Chapter 12: Her Mother's Story
I always thought dying at 26 in a car accident was a waste.
Back then, I cursed fate, wondering why I never got to finish my dreams. But my mother only lived to 17 in her last life.
Seventeen—just a girl. She never saw one day of happiness, struggling through 17 years of poverty and pain.
I listened quietly as my mother told her story.
The words came slow at first, then poured out like rain. Only then did I realize: what you read in books is always shallow.
A few lines in the history books—those were their whole lives.
Every paragraph we memorized in school hid a hundred heartbreaks. Only a few people are remembered in the bright pages of history.
Most, like my mother, were crushed under the wheels of history, becoming ashes in the smoke of troubled times.

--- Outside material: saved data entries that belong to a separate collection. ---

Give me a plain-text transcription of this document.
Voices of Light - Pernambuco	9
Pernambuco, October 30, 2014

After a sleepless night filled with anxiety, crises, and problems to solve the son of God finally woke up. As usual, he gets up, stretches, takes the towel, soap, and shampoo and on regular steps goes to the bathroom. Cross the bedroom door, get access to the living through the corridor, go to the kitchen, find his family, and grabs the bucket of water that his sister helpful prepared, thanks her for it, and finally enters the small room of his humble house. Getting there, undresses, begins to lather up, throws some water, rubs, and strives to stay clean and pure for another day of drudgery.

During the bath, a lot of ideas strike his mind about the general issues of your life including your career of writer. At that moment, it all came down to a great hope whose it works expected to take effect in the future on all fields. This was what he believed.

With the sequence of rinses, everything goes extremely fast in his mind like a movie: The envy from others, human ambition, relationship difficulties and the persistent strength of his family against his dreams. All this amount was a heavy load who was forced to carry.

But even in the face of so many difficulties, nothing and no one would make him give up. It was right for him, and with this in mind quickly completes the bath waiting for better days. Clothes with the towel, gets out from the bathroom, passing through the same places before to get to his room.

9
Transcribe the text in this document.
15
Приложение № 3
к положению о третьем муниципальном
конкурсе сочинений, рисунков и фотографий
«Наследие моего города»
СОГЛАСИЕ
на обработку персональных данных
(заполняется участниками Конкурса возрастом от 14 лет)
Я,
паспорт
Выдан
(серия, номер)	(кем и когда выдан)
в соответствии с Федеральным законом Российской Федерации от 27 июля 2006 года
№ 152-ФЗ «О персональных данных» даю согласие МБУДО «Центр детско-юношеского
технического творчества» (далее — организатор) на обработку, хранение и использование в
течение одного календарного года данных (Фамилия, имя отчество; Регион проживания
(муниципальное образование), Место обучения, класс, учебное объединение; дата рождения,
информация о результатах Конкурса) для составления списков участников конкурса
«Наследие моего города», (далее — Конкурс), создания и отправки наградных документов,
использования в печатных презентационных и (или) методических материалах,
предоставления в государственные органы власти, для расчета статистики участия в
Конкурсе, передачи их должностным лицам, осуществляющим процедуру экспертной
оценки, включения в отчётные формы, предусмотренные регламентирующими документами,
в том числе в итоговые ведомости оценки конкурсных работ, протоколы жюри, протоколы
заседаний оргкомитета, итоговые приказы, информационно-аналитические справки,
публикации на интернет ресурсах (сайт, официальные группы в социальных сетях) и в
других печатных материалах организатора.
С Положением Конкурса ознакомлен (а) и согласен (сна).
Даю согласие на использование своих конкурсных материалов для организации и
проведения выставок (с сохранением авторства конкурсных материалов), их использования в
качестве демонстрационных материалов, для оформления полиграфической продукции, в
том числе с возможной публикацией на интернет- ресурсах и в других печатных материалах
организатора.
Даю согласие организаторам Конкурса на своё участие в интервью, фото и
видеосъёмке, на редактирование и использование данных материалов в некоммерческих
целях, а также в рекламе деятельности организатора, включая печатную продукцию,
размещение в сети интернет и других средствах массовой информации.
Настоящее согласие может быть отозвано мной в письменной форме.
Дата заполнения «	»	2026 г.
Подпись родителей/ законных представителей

She was a messenger back then, carrying messages and intelligence for the resistance.
She described hiding notes inside kola nuts, dashing through alleyways as gunshots echoed. “When the fighting first started, I was scared too.”
Her voice wavered. “But my father died, my mother was thrown into a stinking gutter after being humiliated, and my younger brother was stabbed to death, his stomach open.”
I could see the pain etched on her face. “After that, I wasn’t afraid anymore.”
The fire of struggle found her, and she joined without looking back, becoming a messenger.
She spoke of stolen meetings in abandoned compounds, of the coded songs that carried secrets across the city. I asked her how she died.
“They caught me, wanted me to talk about the resistance camp. I refused. So they pulled out my nails, then my teeth, nailed my hands, and finally cut open my belly.”
Her eyes glazed over as she spoke, her voice barely above a whisper. I held her hand tight, feeling the tremors pass through both of us.